Detaillierte Übersicht zum Hochwasserschutz für Einfamilienhäuser 2026, inklusive Schutzmaßnahmen für Keller, Fenster und Garage.

Welche Alternativen gibt es, um das Risiko zu minimieren?

Falls Sie weitere Maßnahmen ergreifen möchten, gibt es Alternativen:

  • Grünflächen und Auen: Intakte Auen oder Deichrückverlegungen können Wasser zurückhalten und die Belastung in Flussgebieten wie der Donau verringern.
  • Hochwasserschutzwände: Mobile Wände um das Grundstück bieten temporären Schutz, besonders in Küstengebieten wie an der Ostsee.
  • Versicherungsschutz prüfen: Eine erweiterte Naturgefahrenversicherung deckt Hochwasserschäden ab – viele Hausbesitzer in Deutschland sind nicht ausreichend versichert.
  • Regenwassermanagement: Zisternen oder Versickerungsanlagen können Regenwasser aufnehmen und kontrolliert abgeben, was die Kanalisation entlastet.

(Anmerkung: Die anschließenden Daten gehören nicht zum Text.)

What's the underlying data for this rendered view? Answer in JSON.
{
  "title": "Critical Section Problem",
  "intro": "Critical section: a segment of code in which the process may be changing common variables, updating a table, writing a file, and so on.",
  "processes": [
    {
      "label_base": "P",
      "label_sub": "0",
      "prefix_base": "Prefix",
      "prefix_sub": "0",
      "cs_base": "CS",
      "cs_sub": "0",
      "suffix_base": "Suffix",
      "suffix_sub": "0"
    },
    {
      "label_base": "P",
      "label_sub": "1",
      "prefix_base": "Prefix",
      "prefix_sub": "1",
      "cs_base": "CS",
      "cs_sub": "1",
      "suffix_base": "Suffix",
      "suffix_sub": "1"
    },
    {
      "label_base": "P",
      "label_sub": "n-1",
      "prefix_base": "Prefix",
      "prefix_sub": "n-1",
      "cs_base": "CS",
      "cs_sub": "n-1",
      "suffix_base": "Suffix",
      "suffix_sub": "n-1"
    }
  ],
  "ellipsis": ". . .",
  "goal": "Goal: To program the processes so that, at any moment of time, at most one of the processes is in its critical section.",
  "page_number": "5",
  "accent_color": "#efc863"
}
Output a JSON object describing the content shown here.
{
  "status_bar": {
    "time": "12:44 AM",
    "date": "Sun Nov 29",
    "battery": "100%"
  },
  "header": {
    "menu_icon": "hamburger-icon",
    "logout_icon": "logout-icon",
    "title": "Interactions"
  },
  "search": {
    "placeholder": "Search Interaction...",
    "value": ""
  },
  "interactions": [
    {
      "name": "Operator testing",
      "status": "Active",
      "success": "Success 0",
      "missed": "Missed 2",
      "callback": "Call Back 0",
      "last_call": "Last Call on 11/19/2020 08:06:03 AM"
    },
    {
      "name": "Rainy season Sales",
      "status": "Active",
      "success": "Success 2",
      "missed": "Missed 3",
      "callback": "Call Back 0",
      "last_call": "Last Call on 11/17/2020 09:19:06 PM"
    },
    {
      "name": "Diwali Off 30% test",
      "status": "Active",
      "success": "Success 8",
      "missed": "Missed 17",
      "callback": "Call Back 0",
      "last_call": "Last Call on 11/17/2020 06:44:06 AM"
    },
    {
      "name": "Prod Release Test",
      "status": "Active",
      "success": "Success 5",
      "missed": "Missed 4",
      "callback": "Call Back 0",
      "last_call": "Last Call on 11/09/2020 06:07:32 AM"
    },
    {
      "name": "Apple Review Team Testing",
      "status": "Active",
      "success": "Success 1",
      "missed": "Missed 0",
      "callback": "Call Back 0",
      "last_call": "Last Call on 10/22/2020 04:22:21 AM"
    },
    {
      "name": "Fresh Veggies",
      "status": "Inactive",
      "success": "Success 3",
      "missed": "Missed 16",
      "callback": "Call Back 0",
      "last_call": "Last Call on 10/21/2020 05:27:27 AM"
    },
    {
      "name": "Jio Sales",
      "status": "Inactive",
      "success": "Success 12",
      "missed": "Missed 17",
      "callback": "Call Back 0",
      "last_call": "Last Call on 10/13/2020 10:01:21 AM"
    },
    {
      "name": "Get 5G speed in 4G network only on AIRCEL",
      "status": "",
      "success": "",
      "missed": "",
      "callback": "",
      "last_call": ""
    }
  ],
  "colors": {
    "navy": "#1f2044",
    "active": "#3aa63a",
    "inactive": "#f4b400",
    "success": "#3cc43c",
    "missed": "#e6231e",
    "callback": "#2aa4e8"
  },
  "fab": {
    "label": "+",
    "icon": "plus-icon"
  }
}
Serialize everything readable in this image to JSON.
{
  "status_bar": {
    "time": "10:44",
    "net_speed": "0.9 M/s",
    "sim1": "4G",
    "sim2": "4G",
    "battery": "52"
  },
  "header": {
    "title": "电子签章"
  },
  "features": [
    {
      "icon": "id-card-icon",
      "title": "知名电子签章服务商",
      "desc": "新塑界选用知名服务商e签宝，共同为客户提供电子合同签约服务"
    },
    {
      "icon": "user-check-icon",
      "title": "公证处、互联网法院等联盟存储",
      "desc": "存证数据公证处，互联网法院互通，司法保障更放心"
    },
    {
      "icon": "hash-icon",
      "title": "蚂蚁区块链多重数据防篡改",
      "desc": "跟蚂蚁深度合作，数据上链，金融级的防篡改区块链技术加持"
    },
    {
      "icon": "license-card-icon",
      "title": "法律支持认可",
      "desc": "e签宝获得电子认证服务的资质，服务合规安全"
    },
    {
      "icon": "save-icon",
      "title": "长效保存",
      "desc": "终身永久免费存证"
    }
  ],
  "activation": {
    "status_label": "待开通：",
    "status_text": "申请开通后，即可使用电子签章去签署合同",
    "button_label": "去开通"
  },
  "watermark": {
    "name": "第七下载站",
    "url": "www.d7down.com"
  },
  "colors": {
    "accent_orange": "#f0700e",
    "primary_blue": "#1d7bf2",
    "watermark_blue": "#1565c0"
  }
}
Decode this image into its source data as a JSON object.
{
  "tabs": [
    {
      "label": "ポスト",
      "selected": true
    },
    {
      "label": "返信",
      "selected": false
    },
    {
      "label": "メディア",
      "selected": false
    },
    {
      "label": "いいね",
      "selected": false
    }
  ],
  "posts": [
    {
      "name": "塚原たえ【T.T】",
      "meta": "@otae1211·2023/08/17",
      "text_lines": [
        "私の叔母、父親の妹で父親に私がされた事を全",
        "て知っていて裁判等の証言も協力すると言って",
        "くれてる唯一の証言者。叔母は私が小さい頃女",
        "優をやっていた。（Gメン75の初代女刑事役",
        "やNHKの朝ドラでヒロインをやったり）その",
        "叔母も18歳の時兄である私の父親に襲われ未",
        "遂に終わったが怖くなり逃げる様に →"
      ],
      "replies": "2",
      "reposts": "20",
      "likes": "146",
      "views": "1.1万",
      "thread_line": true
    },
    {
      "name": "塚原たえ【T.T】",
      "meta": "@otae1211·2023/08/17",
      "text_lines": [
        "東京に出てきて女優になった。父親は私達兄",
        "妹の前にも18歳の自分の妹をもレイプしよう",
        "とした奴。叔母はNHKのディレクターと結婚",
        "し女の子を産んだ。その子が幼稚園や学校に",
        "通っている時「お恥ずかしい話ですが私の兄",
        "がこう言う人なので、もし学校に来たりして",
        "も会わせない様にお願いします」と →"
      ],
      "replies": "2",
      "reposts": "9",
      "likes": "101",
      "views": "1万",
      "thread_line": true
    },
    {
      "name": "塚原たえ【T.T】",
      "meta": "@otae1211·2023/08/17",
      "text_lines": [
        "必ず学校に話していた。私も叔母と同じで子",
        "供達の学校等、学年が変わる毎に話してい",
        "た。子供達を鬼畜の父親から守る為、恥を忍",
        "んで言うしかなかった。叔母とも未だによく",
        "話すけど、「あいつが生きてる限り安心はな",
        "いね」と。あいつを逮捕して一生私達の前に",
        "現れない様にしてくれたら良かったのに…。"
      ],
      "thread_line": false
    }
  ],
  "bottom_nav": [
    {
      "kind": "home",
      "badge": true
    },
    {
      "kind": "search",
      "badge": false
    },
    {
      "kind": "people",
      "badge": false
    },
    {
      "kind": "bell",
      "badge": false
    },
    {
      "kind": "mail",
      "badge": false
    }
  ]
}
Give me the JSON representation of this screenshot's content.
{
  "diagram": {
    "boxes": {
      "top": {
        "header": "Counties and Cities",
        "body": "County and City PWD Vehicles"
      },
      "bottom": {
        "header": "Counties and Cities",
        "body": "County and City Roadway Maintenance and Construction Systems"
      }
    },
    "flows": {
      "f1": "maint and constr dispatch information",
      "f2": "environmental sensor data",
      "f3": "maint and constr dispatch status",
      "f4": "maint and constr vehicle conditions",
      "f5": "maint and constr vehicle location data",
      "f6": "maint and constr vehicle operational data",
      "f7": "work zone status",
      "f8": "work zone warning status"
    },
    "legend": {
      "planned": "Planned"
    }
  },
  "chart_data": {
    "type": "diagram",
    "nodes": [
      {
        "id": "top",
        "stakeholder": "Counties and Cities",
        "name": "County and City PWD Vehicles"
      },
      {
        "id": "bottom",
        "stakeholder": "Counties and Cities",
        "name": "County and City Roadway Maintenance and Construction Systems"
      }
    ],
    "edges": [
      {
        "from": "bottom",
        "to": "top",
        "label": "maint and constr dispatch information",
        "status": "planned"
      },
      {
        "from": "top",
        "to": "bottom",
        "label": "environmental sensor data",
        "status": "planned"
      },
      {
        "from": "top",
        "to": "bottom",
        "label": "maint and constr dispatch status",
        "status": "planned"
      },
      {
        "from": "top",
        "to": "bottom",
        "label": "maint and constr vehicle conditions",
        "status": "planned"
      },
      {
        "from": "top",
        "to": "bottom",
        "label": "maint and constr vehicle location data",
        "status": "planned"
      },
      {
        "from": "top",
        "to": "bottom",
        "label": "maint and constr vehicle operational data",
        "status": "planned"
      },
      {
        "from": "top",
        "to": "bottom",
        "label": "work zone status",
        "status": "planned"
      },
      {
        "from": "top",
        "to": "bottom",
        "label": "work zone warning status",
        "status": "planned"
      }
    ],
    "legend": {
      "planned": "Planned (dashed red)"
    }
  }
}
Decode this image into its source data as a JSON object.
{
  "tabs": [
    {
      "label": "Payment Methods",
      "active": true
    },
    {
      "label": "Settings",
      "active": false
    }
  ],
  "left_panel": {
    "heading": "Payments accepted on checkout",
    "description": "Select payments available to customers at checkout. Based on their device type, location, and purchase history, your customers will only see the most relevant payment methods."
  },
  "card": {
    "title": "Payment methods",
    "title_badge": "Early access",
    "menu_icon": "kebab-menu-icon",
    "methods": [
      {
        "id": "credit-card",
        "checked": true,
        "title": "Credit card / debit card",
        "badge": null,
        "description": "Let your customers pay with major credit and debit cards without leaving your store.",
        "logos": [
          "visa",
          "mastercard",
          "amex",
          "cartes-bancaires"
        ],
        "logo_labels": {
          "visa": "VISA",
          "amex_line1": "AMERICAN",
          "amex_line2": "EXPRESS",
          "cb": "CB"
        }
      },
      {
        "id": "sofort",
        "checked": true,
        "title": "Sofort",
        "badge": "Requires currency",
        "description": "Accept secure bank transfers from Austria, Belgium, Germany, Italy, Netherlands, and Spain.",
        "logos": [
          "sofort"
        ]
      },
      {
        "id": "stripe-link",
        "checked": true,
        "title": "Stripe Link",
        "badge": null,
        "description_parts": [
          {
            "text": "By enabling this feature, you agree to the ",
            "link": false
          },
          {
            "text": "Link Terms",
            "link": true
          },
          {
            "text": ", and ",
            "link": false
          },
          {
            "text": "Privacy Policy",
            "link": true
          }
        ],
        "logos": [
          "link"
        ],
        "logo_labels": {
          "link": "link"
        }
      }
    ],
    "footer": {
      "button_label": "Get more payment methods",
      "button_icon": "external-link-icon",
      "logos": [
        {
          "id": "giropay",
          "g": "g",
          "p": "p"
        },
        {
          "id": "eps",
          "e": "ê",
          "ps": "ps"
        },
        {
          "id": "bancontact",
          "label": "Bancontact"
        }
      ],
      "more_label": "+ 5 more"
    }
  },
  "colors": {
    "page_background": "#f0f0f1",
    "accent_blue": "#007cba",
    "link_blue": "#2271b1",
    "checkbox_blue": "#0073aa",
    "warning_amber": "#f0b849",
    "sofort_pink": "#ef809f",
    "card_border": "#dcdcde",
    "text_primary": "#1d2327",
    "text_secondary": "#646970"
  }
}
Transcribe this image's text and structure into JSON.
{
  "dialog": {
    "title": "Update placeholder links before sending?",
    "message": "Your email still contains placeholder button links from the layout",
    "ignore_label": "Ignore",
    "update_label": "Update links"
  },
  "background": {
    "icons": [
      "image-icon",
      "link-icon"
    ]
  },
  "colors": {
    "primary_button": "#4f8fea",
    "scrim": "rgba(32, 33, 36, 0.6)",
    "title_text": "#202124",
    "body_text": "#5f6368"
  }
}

Möchtest Sie wissen, ob Ihr Wohnort ein Hochwasserrisikogebiet ist und wie Sie Ihr Haus schützen können? Kontaktiere uns bei Protect-my-Haus.de für eine kostenlose Beratung und maßgeschneiderte Lösungen!

Weiterführende Ratgeber

Häufig gestellte Fragen

Wie finde ich heraus, ob mein Haus in einem Hochwasserrisikogebiet liegt?

Die meisten Bundesländer bieten kostenlose Hochwassergefahrenkarten online an (z. B. HWGK). Geben Sie dort Ihre Adresse ein, um das Risiko für Ihr Grundstück zu prüfen.

Was bedeutet HQ100 bei Hochwasserrisikokarten?

HQ100 bezeichnet ein Hochwasserereignis, das statistisch alle 100 Jahre auftritt. HQ20 entsprechend alle 20 Jahre. Extreme Ereignisse (HQextrem) gehen weit darüber hinaus.

Schützt Hochwasserschutz auch in offiziell sicheren Gebieten?

Ja – besonders gegen Starkregen, der unabhängig von Flussnähe jeden Keller fluten kann. Über die Hälfte unserer Montagen findet außerhalb offizieller Risikogebiete statt.